34. nord sud est ouest
[construire une ville avec des mots]
Nord – Des chantiers à tous les coins de rue. Marteaux piqueurs, camions benne chargés de tonnes de gravats, fourmillement d’une multitude de casques jaunes de protection, champ de grues rouges, jaunes. La ville entre destruction et reconstruction. Comme si le quartier avait été pulvérisé par une déflagration immatérielle. Depuis, c’est une renaissance. Réservoirs d’eau. Navigation improbable. Bassin à flot. Mécanique de l’écluse. Lac. Plage artificielle, chemin de promenade en terre et rivage sauvage. Ne pas trop s’éloigner. Revenir au plus près. Un œil à l’affut, une oreille aux aguets. Les nouvelles constructions prennent racine dans les entrailles du sol, affleurent à la surface dans un enchevêtrement de ferraille, tuyaux et béton pour ensuite se jeter à la conquête de l’espace environnant. L’acier, le verre, le bois et la pierre enrobent les œuvres architecturales et les livrent ainsi aux regards des passants. Le temps s’écoule, se construit et la mutation s’opère généreuse et surprenante.

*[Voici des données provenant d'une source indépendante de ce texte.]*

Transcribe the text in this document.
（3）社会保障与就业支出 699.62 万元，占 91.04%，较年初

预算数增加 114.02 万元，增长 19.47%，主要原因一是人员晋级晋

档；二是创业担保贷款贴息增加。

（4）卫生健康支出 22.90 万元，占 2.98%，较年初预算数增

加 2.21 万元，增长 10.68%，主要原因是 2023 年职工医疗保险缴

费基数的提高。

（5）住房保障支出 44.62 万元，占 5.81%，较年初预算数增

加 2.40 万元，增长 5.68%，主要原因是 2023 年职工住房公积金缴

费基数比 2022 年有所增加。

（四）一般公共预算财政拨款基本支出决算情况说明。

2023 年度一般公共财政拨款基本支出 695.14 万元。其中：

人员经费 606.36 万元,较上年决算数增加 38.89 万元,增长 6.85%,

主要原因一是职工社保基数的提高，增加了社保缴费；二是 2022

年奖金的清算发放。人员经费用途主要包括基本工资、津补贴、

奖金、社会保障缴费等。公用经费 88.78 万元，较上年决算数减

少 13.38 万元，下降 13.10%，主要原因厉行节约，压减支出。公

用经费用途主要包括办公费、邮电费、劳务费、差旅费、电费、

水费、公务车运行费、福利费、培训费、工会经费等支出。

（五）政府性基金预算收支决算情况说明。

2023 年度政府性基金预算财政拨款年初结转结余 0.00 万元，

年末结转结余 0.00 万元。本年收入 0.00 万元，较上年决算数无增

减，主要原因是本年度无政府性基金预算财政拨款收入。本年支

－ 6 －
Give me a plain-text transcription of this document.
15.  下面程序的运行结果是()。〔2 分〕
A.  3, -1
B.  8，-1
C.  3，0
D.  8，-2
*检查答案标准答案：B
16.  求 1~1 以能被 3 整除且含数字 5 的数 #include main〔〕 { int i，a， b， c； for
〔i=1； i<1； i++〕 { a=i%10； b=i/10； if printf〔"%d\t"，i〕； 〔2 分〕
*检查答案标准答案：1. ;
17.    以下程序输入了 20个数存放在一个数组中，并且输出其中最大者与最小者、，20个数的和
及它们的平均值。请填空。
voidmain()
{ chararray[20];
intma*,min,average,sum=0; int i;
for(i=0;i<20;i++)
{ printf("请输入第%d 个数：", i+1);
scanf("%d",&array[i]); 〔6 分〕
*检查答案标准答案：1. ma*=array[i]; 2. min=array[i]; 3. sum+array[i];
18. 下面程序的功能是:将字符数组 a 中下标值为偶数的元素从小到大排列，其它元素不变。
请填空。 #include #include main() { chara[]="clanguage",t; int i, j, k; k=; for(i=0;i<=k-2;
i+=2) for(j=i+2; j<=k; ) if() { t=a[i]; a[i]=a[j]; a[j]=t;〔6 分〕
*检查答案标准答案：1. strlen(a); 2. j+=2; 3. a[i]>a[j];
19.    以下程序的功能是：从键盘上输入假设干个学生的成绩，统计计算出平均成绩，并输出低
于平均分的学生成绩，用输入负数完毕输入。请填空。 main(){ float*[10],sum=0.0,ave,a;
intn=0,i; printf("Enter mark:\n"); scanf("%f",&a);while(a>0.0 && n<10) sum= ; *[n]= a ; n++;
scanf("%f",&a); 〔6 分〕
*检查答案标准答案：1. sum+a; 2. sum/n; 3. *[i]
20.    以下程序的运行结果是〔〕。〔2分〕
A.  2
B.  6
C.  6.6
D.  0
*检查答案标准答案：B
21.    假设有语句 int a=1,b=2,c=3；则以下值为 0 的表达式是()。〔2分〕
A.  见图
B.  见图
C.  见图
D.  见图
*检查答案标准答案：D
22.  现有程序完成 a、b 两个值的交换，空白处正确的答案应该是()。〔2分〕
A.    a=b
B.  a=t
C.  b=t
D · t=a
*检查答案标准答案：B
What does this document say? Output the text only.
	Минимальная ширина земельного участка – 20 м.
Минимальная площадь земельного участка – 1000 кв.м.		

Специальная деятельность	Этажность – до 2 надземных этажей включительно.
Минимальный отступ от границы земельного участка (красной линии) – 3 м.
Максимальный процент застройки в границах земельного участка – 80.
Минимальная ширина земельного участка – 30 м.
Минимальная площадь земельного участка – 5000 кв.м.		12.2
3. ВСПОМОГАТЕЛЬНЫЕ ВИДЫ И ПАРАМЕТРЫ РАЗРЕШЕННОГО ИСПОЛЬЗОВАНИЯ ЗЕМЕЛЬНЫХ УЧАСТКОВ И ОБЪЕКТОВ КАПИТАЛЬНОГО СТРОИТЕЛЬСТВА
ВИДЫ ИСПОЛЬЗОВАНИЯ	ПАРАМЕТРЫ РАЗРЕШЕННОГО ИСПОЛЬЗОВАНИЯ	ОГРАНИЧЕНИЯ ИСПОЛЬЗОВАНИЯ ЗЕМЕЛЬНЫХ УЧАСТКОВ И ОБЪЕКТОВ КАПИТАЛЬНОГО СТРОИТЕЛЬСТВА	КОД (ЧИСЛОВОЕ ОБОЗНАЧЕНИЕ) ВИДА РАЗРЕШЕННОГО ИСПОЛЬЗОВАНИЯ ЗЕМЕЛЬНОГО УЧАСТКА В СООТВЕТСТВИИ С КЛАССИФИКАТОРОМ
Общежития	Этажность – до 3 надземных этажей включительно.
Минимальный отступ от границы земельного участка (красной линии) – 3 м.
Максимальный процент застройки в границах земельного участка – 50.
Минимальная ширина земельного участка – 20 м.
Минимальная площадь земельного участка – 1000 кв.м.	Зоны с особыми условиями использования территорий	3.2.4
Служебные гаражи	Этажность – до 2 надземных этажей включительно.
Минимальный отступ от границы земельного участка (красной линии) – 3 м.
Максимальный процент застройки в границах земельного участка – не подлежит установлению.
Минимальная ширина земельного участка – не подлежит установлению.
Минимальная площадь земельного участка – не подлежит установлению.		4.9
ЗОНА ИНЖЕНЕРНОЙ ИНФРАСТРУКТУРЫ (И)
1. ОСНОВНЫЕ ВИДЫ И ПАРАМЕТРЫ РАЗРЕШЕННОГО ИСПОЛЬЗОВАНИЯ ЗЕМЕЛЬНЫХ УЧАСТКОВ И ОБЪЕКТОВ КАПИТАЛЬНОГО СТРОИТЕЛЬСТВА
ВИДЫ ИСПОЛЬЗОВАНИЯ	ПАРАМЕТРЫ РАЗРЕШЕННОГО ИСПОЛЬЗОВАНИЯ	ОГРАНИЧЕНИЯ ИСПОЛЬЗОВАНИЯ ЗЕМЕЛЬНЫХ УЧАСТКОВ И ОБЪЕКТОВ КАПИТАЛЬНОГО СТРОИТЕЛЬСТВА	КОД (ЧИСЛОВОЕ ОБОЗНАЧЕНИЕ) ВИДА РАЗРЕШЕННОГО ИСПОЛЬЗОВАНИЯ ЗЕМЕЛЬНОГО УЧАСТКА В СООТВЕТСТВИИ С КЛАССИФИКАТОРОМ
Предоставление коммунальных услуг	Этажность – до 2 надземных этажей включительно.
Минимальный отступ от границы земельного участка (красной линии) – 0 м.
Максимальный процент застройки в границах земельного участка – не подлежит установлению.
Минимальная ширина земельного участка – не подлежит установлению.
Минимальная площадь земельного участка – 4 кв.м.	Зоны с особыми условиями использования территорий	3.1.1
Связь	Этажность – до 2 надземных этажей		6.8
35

Est – Le fleuve se love au creux de la pierre, l’habite, la ronge et dissocie la ville en deux mondes contrastés. La frontière invisible et l’envie de traverser pour aller de l’autre côté. La ville elle-même et pourtant autre. Le citadin expérimente, interpelé par le sceau de la fissure liquide, empreinte indélébile à jamais inscrite dans l’histoire collective. Au loin les trains filent vers un avenir en écriture enjambant les eaux boueuses chahutées par l’écho de la marée lointaine. Les collines engloutissent l’horizon, masquent l’ailleurs, attisent la curiosité, développent un imaginaire débridé. L’espace de l’entre deux libère un souffle d’avenir en réflexion. Comment vivre la ville de l’autre côté ? Ici tout se franchit au-dessus des arches de pierre, des pylônes en béton ou des structures métalliques de l’époque Eiffel. Le lien s’opère. Les échanges s’amplifient. Rien ne peut arrêter cette marche folle vers l’autre rive. La face B de la ville.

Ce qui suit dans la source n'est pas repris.